Costume dramas featuring dashing Romantic poets wooing dreamy young fillies have traditionally demanded stately aristrocratic piles, mean-minded old dowagers and yards of linen petticoats.
Director Jane Campion's rejection of the Merchant-Ivory template is a breath of fresh air, lending the story of the doomed love between poet John Keats and Fanny Brawne an authentic edge.
Ben Whishaw plays the writer as a struggling artist, cursed by grinding poverty and constantly worn down by failing health as he struggles to establish himself.

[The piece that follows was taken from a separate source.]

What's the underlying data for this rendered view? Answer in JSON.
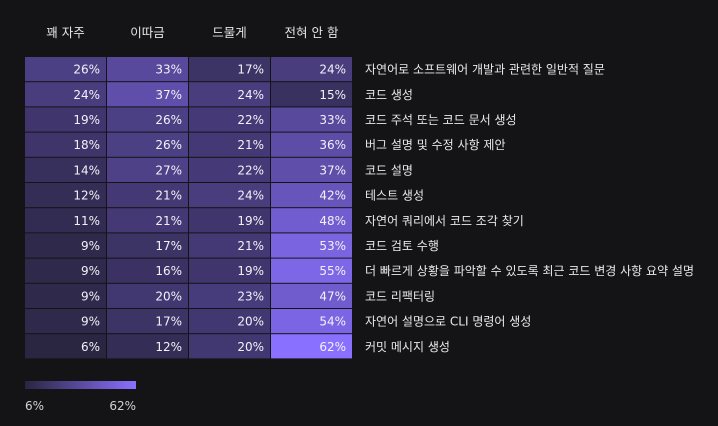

Next door Fanny Brawne (Cornish), the daughter of a kindly Hampstead widow (Fox), is intrigued by the secretive young man and is determined to seek him out even if it mean's igniting the ire of Keats' protective companion, the boorish Mr Brown (Paul Schneider).
Initially indifferent, Keats is slowly captivated, touched by her concern for the fate of his dying brother and then attracted by her well-meant interest in his work. ("I confess I do not find your poems easy," she tells him).

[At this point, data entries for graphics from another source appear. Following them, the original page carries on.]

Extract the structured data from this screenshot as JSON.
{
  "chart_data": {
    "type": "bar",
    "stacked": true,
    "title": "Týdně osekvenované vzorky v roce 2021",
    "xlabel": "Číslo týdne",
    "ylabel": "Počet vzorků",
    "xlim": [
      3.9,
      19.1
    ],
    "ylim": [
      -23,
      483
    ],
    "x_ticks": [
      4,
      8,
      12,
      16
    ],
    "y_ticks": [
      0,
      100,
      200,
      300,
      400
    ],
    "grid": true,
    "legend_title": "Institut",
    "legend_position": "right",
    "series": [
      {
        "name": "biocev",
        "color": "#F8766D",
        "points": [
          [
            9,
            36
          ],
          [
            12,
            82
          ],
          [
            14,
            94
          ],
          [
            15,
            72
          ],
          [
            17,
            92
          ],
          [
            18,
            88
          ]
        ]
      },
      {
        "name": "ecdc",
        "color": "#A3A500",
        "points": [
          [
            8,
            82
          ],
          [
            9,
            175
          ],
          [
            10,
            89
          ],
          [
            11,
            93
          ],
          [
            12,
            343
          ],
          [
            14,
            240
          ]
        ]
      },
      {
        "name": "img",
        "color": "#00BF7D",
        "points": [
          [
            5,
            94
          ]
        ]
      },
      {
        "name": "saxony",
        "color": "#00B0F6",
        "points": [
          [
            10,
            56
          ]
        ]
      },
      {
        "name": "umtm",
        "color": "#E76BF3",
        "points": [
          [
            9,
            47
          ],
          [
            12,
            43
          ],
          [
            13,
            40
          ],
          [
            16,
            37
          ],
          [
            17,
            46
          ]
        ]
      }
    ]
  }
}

Like director Joe Wright's impressive adaptation of Pride & Prejudice, this shrugs off the musty restraints of costumed stereotypes and concentrates exclusively on the slowburning affair as Keats finds himself "dissolving" as love draws him in.

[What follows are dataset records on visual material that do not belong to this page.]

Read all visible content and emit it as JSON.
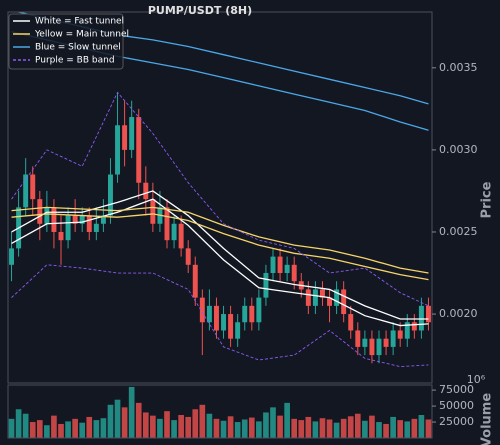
{
  "chart_data": {
    "type": "candlestick",
    "title": "PUMP/USDT (8H)",
    "y_label": "Price",
    "xlim": [
      -0.5,
      59.5
    ],
    "ylim": [
      0.00158,
      0.00384
    ],
    "yticks": [
      {
        "value": 0.002,
        "label": "0.0020"
      },
      {
        "value": 0.0025,
        "label": "0.0025"
      },
      {
        "value": 0.003,
        "label": "0.0030"
      },
      {
        "value": 0.0035,
        "label": "0.0035"
      }
    ],
    "up_color": "#26a69a",
    "down_color": "#ef5350",
    "candles": {
      "open": [
        0.0023,
        0.0024,
        0.00265,
        0.00285,
        0.0027,
        0.00255,
        0.00265,
        0.0025,
        0.00245,
        0.0026,
        0.00255,
        0.0026,
        0.0025,
        0.00255,
        0.0026,
        0.00285,
        0.00315,
        0.003,
        0.0032,
        0.0028,
        0.0027,
        0.00255,
        0.00265,
        0.00245,
        0.00255,
        0.0024,
        0.0023,
        0.0021,
        0.00195,
        0.00205,
        0.0019,
        0.002,
        0.00185,
        0.00195,
        0.00205,
        0.00195,
        0.0021,
        0.00225,
        0.00235,
        0.00225,
        0.0023,
        0.0022,
        0.00215,
        0.00205,
        0.00215,
        0.0021,
        0.00205,
        0.00215,
        0.002,
        0.0019,
        0.0018,
        0.00185,
        0.00175,
        0.00185,
        0.0018,
        0.0019,
        0.00185,
        0.00195,
        0.0019,
        0.00205
      ],
      "high": [
        0.0025,
        0.00275,
        0.00295,
        0.0029,
        0.00275,
        0.00275,
        0.0027,
        0.0026,
        0.00265,
        0.0027,
        0.00265,
        0.00265,
        0.00265,
        0.0027,
        0.00295,
        0.00335,
        0.0033,
        0.0033,
        0.00325,
        0.0029,
        0.0028,
        0.00275,
        0.0027,
        0.0026,
        0.0026,
        0.00245,
        0.00235,
        0.00215,
        0.00215,
        0.0021,
        0.00205,
        0.00205,
        0.002,
        0.0021,
        0.0021,
        0.00215,
        0.0023,
        0.0024,
        0.0024,
        0.00235,
        0.00235,
        0.00225,
        0.0022,
        0.0022,
        0.0022,
        0.00215,
        0.0022,
        0.0022,
        0.00205,
        0.00195,
        0.0019,
        0.0019,
        0.0019,
        0.0019,
        0.00195,
        0.00195,
        0.002,
        0.002,
        0.0021,
        0.0021
      ],
      "low": [
        0.0022,
        0.00235,
        0.0026,
        0.0026,
        0.00245,
        0.0025,
        0.0024,
        0.0023,
        0.0024,
        0.0025,
        0.0025,
        0.00245,
        0.00245,
        0.0025,
        0.00255,
        0.0028,
        0.0029,
        0.00295,
        0.0027,
        0.0026,
        0.0025,
        0.0025,
        0.0024,
        0.0024,
        0.00235,
        0.00225,
        0.00205,
        0.00175,
        0.0019,
        0.00185,
        0.00185,
        0.0018,
        0.0018,
        0.0019,
        0.0019,
        0.0019,
        0.00205,
        0.0022,
        0.0022,
        0.0022,
        0.00215,
        0.0021,
        0.002,
        0.002,
        0.00205,
        0.00195,
        0.002,
        0.00195,
        0.00185,
        0.00175,
        0.00175,
        0.0017,
        0.0017,
        0.00175,
        0.00175,
        0.0018,
        0.0018,
        0.00185,
        0.00185,
        0.0019
      ],
      "close": [
        0.0024,
        0.00265,
        0.00285,
        0.0027,
        0.00255,
        0.00265,
        0.0025,
        0.00245,
        0.0026,
        0.00255,
        0.0026,
        0.0025,
        0.00255,
        0.0026,
        0.00285,
        0.00315,
        0.003,
        0.0032,
        0.0028,
        0.0027,
        0.00255,
        0.00265,
        0.00245,
        0.00255,
        0.0024,
        0.0023,
        0.0021,
        0.00195,
        0.00205,
        0.0019,
        0.002,
        0.00185,
        0.00195,
        0.00205,
        0.00195,
        0.0021,
        0.00225,
        0.00235,
        0.00225,
        0.0023,
        0.0022,
        0.00215,
        0.00205,
        0.00215,
        0.0021,
        0.00205,
        0.00215,
        0.002,
        0.0019,
        0.0018,
        0.00185,
        0.00175,
        0.00185,
        0.0018,
        0.0019,
        0.00185,
        0.00195,
        0.0019,
        0.00205,
        0.00195
      ]
    },
    "line_x": [
      0,
      5,
      10,
      15,
      20,
      25,
      30,
      35,
      40,
      45,
      50,
      55,
      59
    ],
    "lines": [
      {
        "name": "White = Fast tunnel",
        "color": "#ffffff",
        "dashed": false,
        "upper": [
          0.0025,
          0.00262,
          0.00262,
          0.00268,
          0.00275,
          0.0026,
          0.0024,
          0.00222,
          0.00218,
          0.00215,
          0.00205,
          0.00197,
          0.00197
        ],
        "lower": [
          0.00243,
          0.00255,
          0.00256,
          0.00262,
          0.0027,
          0.00254,
          0.00233,
          0.00216,
          0.00213,
          0.0021,
          0.00199,
          0.00193,
          0.00194
        ]
      },
      {
        "name": "Yellow = Main tunnel",
        "color": "#f5d469",
        "dashed": false,
        "upper": [
          0.00263,
          0.00265,
          0.00264,
          0.00263,
          0.00265,
          0.00262,
          0.00254,
          0.00247,
          0.00242,
          0.00239,
          0.00234,
          0.00228,
          0.00225
        ],
        "lower": [
          0.00259,
          0.00261,
          0.0026,
          0.00259,
          0.00261,
          0.00257,
          0.00249,
          0.00242,
          0.00237,
          0.00234,
          0.00229,
          0.00224,
          0.00221
        ]
      },
      {
        "name": "Blue = Slow tunnel",
        "color": "#4aa8e8",
        "dashed": false,
        "upper": [
          0.00385,
          0.0038,
          0.00375,
          0.0037,
          0.00367,
          0.00363,
          0.00358,
          0.00353,
          0.00348,
          0.00343,
          0.00338,
          0.00333,
          0.00328
        ],
        "lower": [
          0.00372,
          0.00367,
          0.00362,
          0.00357,
          0.00353,
          0.00349,
          0.00344,
          0.00339,
          0.00334,
          0.00329,
          0.00324,
          0.00317,
          0.00312
        ]
      },
      {
        "name": "Purple = BB band",
        "color": "#8b5cf6",
        "dashed": true,
        "upper": [
          0.0027,
          0.003,
          0.0029,
          0.00335,
          0.0031,
          0.0028,
          0.00255,
          0.00245,
          0.0024,
          0.00225,
          0.00228,
          0.00213,
          0.00205
        ],
        "lower": [
          0.0021,
          0.0023,
          0.00228,
          0.00225,
          0.00225,
          0.00215,
          0.0018,
          0.00172,
          0.00175,
          0.0019,
          0.00173,
          0.00168,
          0.00169
        ]
      }
    ],
    "volume": {
      "label": "Volume",
      "offset_label": "10⁶",
      "ylim": [
        0,
        83000
      ],
      "yticks": [
        25000,
        50000,
        75000
      ],
      "values": [
        30000,
        45000,
        38000,
        25000,
        28000,
        20000,
        35000,
        22000,
        26000,
        30000,
        24000,
        33000,
        28000,
        31000,
        52000,
        60000,
        48000,
        80000,
        55000,
        40000,
        35000,
        30000,
        42000,
        28000,
        36000,
        33000,
        45000,
        52000,
        38000,
        30000,
        27000,
        34000,
        25000,
        29000,
        32000,
        26000,
        40000,
        48000,
        35000,
        55000,
        30000,
        28000,
        33000,
        26000,
        31000,
        29000,
        24000,
        30000,
        34000,
        38000,
        27000,
        35000,
        25000,
        22000,
        33000,
        28000,
        26000,
        30000,
        36000,
        29000
      ]
    }
  }
}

There are some striking scenes, none more exquisite than when Fanny releases a rabble of butterflies into her bedroom or when she reclines, dizzily in love, in a field full of bluebells.
Campion skillfully avoids cheap emotional payoffs and the scene when Fanny is convulsed in grief at the news of Keats death in Rome aged 25 is one of the most powerful you will see all year.